Ultrahigh-Speed Imaging of Rotational Diffusion on a Lipid Bilayer.

We studied the rotational and translational diffusion of a single gold nanorod linked to a supported lipid bilayer with ultrahigh temporal resolution of two microseconds. By using a home-built polarization-sensitive dark-field microscope, we recorded particle trajectories with lateral precision of 3 nm and rotational precision of 4°. The large number of trajectory points in our measurements allows us to characterize the statistics of rotational diffusion with unprecedented detail. Our data show apparent signatures of anomalous diffusion such as sublinear scaling of the mean-squared angular displacement and negative values of angular correlation function at small lag times. However, a careful analysis reveals that these effects stem from the residual noise contributions and confirms normal diffusion. Our experimental approach and observations can be extended to investigate diffusive processes of anisotropic nanoparticles in other fundamental systems such as cellular membranes or other two-dimensional fluids.

Brownian motion in a thermally excited fluid, wherein small particles experience continuous random displacements and independent molecular collisions, has a profound impact in various areas of nature, science, and technology.[1−5] The translational component of this diffusive motion for a nonspherical particle with sufficient symmetry, such as a cylinder or an ellipsoid, can be characterized by the generalized Stokes–Einstein relation D = kBT/γ.[6−8] It links diffusion constant D along the direction constants i set by the principal axes of the particle with the corresponding hydrodynamic friction coefficient γ where kB is the Boltzmann constant and T is the temperature of the solvent.

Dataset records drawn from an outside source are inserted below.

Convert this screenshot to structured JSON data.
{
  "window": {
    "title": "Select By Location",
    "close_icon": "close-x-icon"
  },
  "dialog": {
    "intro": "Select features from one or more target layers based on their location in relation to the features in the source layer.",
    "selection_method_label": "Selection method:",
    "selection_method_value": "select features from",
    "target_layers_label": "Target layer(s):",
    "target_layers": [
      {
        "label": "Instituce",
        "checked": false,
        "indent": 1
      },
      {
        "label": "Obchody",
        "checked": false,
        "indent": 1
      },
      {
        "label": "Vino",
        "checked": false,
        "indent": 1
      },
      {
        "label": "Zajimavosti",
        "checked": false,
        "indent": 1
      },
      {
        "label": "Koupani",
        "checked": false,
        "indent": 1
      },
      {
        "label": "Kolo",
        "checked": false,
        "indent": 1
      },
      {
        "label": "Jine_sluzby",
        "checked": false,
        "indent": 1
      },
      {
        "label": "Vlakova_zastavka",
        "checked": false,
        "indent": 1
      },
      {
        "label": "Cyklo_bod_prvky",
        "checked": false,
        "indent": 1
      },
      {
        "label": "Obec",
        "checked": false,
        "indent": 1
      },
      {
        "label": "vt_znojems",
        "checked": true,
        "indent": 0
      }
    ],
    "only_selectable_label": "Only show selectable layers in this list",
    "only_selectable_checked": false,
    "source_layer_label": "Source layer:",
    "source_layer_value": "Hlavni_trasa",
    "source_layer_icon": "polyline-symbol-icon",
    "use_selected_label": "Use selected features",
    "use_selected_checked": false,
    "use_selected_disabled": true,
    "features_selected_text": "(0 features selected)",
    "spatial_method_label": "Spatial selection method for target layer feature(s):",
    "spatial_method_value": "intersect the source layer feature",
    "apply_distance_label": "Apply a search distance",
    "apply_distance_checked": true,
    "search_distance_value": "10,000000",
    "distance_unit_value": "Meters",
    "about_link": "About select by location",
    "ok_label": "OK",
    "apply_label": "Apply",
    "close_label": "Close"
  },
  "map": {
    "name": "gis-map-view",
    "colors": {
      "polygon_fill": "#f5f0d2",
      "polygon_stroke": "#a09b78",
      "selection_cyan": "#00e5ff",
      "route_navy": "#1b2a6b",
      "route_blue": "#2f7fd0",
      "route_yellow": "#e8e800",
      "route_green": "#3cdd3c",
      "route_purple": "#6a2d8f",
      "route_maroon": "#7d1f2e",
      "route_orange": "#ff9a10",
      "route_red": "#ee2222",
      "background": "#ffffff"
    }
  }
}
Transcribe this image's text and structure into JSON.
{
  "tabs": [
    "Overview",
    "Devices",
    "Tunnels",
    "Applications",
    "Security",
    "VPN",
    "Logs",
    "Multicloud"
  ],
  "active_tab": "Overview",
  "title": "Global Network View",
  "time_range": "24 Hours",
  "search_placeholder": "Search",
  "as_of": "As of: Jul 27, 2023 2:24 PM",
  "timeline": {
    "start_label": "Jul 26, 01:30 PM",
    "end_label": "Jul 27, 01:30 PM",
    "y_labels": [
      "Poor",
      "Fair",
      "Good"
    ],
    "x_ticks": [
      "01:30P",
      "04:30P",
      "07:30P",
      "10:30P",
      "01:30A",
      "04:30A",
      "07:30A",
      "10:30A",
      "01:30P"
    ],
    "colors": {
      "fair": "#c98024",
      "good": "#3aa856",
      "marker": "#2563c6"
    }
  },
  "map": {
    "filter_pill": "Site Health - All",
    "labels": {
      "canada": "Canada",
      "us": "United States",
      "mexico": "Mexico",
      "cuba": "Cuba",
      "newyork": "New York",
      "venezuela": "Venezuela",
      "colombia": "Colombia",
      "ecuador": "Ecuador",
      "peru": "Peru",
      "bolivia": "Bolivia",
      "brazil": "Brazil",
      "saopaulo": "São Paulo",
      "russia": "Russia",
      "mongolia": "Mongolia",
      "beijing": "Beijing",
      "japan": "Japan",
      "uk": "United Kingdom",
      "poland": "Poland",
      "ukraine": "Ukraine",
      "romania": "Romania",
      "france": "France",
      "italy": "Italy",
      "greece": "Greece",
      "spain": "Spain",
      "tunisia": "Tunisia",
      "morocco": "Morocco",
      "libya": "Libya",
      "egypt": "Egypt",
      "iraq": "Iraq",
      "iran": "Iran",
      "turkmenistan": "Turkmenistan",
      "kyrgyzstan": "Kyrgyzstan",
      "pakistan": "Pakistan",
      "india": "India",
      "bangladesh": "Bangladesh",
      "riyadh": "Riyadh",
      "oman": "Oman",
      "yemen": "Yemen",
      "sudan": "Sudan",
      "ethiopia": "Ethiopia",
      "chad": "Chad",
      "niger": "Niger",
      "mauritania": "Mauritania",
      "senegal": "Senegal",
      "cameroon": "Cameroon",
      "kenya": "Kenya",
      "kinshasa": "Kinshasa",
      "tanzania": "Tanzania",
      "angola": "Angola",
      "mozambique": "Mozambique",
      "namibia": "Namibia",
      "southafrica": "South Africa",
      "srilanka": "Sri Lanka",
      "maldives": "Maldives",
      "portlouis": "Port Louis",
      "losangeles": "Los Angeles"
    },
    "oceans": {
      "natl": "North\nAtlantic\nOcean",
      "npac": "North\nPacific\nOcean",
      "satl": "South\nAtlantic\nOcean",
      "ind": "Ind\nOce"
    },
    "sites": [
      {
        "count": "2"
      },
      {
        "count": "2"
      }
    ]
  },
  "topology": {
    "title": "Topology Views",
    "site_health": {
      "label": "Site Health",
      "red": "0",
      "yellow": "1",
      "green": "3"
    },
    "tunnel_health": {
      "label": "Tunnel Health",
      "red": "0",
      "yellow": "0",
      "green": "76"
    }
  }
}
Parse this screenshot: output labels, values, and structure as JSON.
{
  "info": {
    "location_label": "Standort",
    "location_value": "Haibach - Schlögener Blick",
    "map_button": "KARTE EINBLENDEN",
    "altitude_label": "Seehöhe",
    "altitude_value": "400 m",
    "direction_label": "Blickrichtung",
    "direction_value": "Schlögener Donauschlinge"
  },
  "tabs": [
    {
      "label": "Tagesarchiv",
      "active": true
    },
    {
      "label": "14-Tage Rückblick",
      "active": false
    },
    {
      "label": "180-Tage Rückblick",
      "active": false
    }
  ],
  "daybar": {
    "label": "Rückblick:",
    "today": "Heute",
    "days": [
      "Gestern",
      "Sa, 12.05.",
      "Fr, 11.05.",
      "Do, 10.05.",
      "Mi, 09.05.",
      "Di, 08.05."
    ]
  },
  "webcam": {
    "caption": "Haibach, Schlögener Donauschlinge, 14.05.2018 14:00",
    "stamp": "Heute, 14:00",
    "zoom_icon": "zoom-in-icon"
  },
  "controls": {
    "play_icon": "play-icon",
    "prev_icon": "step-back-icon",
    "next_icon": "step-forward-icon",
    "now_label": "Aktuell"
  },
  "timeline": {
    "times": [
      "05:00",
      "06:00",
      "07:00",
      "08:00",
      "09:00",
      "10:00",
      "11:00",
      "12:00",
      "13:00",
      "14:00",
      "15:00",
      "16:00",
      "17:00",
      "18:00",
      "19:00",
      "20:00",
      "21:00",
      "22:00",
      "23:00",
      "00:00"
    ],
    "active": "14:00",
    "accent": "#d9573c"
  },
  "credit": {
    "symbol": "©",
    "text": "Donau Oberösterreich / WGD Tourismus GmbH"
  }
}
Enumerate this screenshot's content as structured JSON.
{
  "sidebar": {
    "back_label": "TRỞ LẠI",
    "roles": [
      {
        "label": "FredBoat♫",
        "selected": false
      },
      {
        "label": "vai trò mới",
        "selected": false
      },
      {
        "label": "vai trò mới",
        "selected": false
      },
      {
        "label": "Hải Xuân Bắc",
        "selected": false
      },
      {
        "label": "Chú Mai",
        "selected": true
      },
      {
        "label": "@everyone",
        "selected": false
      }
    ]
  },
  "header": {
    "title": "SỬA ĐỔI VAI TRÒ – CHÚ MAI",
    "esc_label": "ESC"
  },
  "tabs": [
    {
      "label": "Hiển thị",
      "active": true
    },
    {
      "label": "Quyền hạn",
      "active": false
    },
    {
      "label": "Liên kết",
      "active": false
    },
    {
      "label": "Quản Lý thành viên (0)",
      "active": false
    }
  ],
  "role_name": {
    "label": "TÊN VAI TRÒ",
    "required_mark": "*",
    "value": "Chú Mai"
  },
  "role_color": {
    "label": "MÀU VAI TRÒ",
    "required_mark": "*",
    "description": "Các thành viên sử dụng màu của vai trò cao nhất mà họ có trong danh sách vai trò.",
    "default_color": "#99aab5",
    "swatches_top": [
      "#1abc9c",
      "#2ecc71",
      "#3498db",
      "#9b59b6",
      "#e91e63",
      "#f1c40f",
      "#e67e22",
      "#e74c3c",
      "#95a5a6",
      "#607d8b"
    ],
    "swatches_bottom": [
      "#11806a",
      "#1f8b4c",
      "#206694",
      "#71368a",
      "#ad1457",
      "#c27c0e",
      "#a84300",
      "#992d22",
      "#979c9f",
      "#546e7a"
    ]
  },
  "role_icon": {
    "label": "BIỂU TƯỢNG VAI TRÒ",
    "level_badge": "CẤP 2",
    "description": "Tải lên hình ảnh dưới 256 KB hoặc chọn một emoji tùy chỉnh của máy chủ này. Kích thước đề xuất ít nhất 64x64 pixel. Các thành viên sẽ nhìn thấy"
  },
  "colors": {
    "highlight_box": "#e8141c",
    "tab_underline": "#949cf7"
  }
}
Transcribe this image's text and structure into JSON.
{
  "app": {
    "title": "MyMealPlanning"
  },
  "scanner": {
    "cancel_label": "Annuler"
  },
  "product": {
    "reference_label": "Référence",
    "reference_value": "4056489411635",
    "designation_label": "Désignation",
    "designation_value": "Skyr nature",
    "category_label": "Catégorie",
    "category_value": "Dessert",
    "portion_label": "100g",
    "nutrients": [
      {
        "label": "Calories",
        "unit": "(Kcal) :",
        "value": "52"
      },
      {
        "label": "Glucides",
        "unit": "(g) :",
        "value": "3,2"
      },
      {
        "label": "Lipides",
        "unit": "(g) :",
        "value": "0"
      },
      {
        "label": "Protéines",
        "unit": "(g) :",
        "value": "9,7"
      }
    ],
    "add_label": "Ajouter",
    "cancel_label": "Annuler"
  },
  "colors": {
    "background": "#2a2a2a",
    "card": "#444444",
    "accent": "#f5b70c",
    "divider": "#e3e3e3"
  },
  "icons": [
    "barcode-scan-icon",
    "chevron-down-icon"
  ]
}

This process has been interrogated by decades of research in a variety of contexts and regimes. For instance, motion of tracer particles has been used to examine the properties of complex systems, ranging from turbulent fluids[9,10] to living cells.[11−15] Furthermore, the role of anomalous diffusion in stochastic transport phenomena has awakened much interest.[16−19]

Reports on rotational diffusion have been less frequent although several studies have recently appeared.[20−26] The free rotational diffusion of an uniaxial anisotropic particle rotating about the axis orthogonal to its symmetry axis can be characterized by a single diffusion coefficient, Dθ, associated with the rotational diffusion time τθ = 1/(2Dθ).[20,27−30] In one of the most recent efforts, rotational diffusion of gold nanorods (GNRs) with dimensions of 100 nm × 20 nm was investigated in the context of microrheology,[31] where imaging speeds limited to a few thousand frames per second were sufficient to follow the slow diffusion in a viscoelastic polyethylene glycol solution. However, studying rotational diffusion in aqueous solutions or at interfaces such as biomembranes requires more advanced experimental techniques and data analysis. Most importantly, higher temporal and spatial resolutions are desirable.

An effective approach to resolving the angular orientation of a particle is to exploit the polarization-dependent optical response. Dye molecules provide a convenient platform for this purpose because they usually possess linear dipole transitions. However, fluorescence measurements not only suffer from photobleaching but also from saturation, leading to a limited rate of photon emission and thus measurement speed. A powerful alternative to fluorescence is Rayleigh scattering from rod-shaped nanoparticles.[32−34] In this work, we apply dark-field microscopy to image two-dimensional rotational and translational diffusion of GNRs linked to supported lipid bilayers with an ultrahigh temporal resolution of 2.3 μs and precision of 4°. The rich statistics of the resulting angular trajectories allows us to reliably estimate rotational diffusion constants from each individual particle trajectory.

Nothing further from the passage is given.